Ordinal ALSI pipeline via homals ALS optimal scaling

Description

Runs the four-stage ordinal ALSI pipeline:

  1. Permutation parallel analysis (column-wise shuffle preserves marginals, destroys inter-item structure) determines K_PA.

  2. Reference homals fit followed by varimax rotation on the stacked category score matrix (the loading analogue in homogeneity analysis). The same rotation matrix is applied to person scores.

  3. Bootstrap dual-criterion stability. For each resample, homals is refitted and the category score matrix is Procrustes-aligned to the reference. Principal angle and Tucker congruence phi are computed on the same post-Procrustes matrix. K* is the largest k where ALL dimensions 1..k satisfy BOTH criteria simultaneously.

  4. Eigenvalue-weighted linear ALSI index from K* retained rotated person scores (result can be negative; z-standardized version also returned).

Usage

alsi_workflow_ordinal(
  data,
  items,
  reversed_items = character(0L),
  scale_min = 1L,
  scale_max = 5L,
  n_permutations = 100L,
  pa_percentile = 95,
  B_boot = 1000L,
  angle_threshold_deg = 20,
  tucker_threshold = 0.85,
  seed = 12345L,
  itermax = 1000L,
  verbose = TRUE
)

Arguments

data

A data.frame containing item columns.

items

Character vector of item column names.

reversed_items

Character vector of items to reverse-score (x' = \text{scale\_min} + \text{scale\_max} - x) before analysis.

scale_min

Integer. Lowest valid response value (default 1).

scale_max

Integer. Highest valid response value (default 5).

n_permutations

Integer. Permutation replicates for Stage 1 (100).

pa_percentile

Numeric. Null-distribution percentile cutoff (95).

B_boot

Integer. Bootstrap replicates for Stage 3 (1000).

angle_threshold_deg

Numeric. Max principal angle in degrees for a dimension to pass the stability criterion (default 20).

tucker_threshold

Numeric. Min Tucker congruence phi for a dimension to pass the replicability criterion (default 0.85).

seed

Integer. Random seed (default 12345).

itermax

Integer. Max ALS iterations passed to homals (1000).

verbose

Logical. Print progress messages (default TRUE).

Value

An S3 object of class "alsi_ordinal" with components:

ALSI_index

Numeric vector (n). Raw eigenvalue-weighted linear composite. Can be negative.

ALSI_z

Numeric vector (n). Z-standardized ALSI.

K_PA

Integer. Dimensions retained by parallel analysis.

K_star

Integer. Final model order after dual-criterion selection.

Z_ref

Matrix n x K_PA. Varimax-rotated person scores.

C_ref

Matrix P x K_PA. Varimax-rotated stacked category scores.

lambda_rot

Numeric vector (K_PA). Eigenvalues (invariant to varimax rotation).

stability_table

Data frame. Per-dimension stability metrics (eigenvalue, angle, Tucker phi, pass/fail, grade).

pa_table

Data frame. Parallel analysis results per dimension.

n_skipped

Integer. Bootstrap replicates discarded due to non-convergence or degenerate resamples.

call

The matched call.

References

de Leeuw, J., & Mair, P. (2009). Gifi methods for optimal scaling in R: The package homals. Journal of Statistical Software, 31(4), 1-21.

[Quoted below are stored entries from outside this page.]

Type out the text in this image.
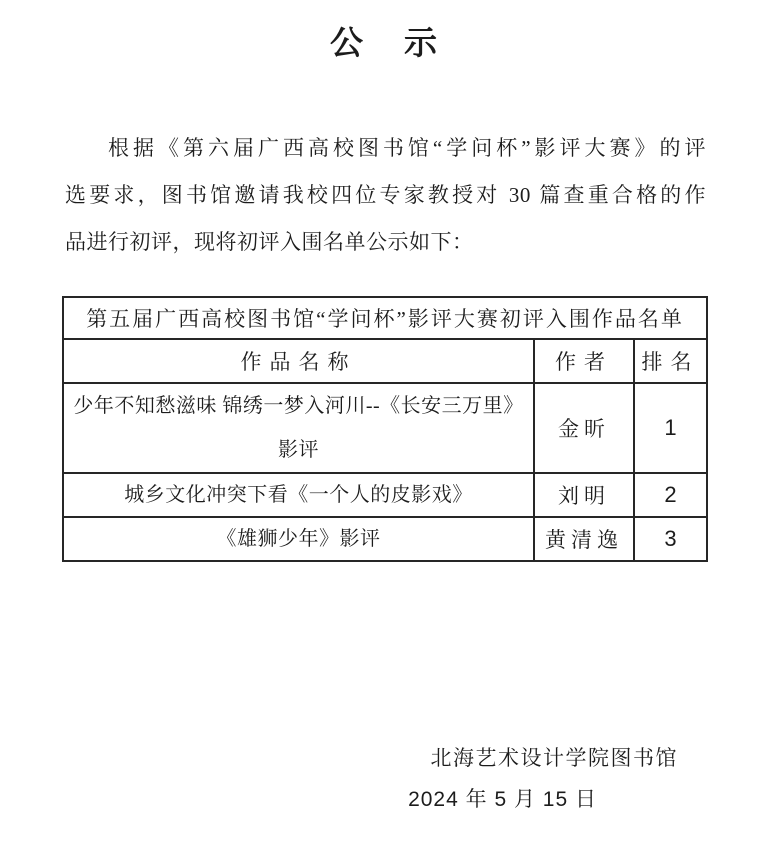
公　示
根据《第六届广西高校图书馆“学问杯”影评大赛》的评
选要求，图书馆邀请我校四位专家教授对 30 篇查重合格的作
品进行初评，现将初评入围名单公示如下：
第五届广西高校图书馆“学问杯”影评大赛初评入围作品名单		
作品名称	作者	排名
少年不知愁滋味 锦绣一梦入河川--《长安三万里》影评	金昕	1
城乡文化冲突下看《一个人的皮影戏》	刘明	2
《雄狮少年》影评	黄清逸	3
北海艺术设计学院图书馆
2024 年 5 月 15 日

Gifi, A. (1990). Nonlinear multivariate analysis. Wiley.

Lorenzo-Seva, U., & ten Berge, J. M. F. (2006). Tucker's congruence coefficient as a meaningful index of factor similarity. Methodology, 2, 57-64.

Takane, Y., Young, F. W., & de Leeuw, J. (1977). Nonmetric individual differences multidimensional scaling: An alternating least squares method with optimal scaling features. Psychometrika, 42, 7-67.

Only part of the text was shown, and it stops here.